The libssh implements abstract layer for message digest (MD) operations implemented by different supported crypto backends. The return values from these were not properly checked, which could cause in low-memory situations failures, NULL dereferences, crashes or at worst usage of the uninitialized memory as an input for the KDF. In this case, non-matching keys will result in decryption/integrity failures, terminating connection.
Created libssh tracking bugs for this issue: Affects: epel-all [bug 2255157] Affects: fedora-all [bug 2255159] Created libssh2 tracking bugs for this issue: Affects: epel-all [bug 2255158] Affects: fedora-all [bug 2255160] Created mingw-libssh2 tracking bugs for this issue: Affects: fedora-all [bug 2255161]

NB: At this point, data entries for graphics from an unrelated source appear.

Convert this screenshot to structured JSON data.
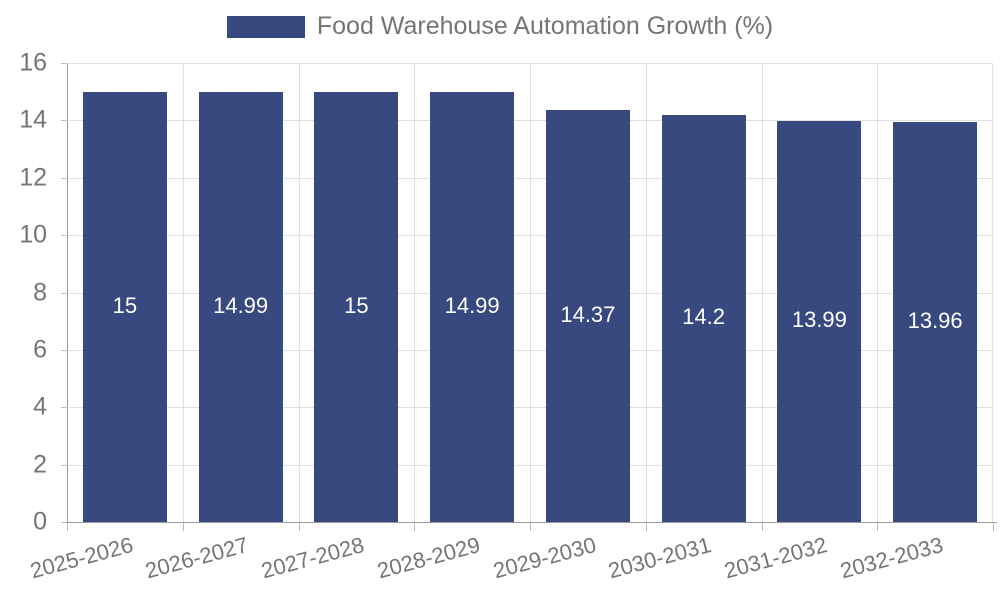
{
  "legend": {
    "label": "Food Warehouse Automation Growth (%)"
  },
  "chart_data": {
    "type": "bar",
    "title": "Food Warehouse Automation Growth (%)",
    "categories": [
      "2025-2026",
      "2026-2027",
      "2027-2028",
      "2028-2029",
      "2029-2030",
      "2030-2031",
      "2031-2032",
      "2032-2033"
    ],
    "values": [
      15,
      14.99,
      15,
      14.99,
      14.37,
      14.2,
      13.99,
      13.96
    ],
    "value_labels": [
      "15",
      "14.99",
      "15",
      "14.99",
      "14.37",
      "14.2",
      "13.99",
      "13.96"
    ],
    "xlabel": "",
    "ylabel": "",
    "ylim": [
      0,
      16
    ],
    "yticks": [
      0,
      2,
      4,
      6,
      8,
      10,
      12,
      14,
      16
    ],
    "grid": true,
    "legend_position": "top-center",
    "colors": {
      "bar": "#38497F",
      "grid": "#e0e0e0",
      "axis": "#999999",
      "tick": "#bbbbbb",
      "text": "#757575",
      "value_text": "#ffffff",
      "background": "#ffffff"
    }
  }
}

This vulnerability in the libssh abstract layer for message digest operations is deemed to have a low impact due to several mitigating factors. Primarily, the absence of proper checks on return values from supported crypto backends may lead to low-memory situations, failures, NULL dereferences, crashes, or the utilization of uninitialized memory in the Key Derivation Function (KDF). While these potential consequences could disrupt the system, their likelihood is considered low, contributing to the low impact classification. The maintainers of libssh, in conjunction with Red Hat, have assigned a CVSS3.1 score of 3.7 to this vulnerability. While the score acknowledges the existence of a vulnerability, the assigned value falls within the lower range of the scale, indicating a relatively modest level of risk. Moreover, the practical exploitability of this vulnerability is characterized as theoretical and highly unlikely to yield tangible results. The difficulty in successfully exploiting the flaw adds a layer of security, further diminishing the potential impact. While acknowledging the risk of non-matching keys leading to decryption/integrity failures and connection termination, the combination of the low likelihood of exploitation and the relatively lower severity score results in an overall assessment of low impact.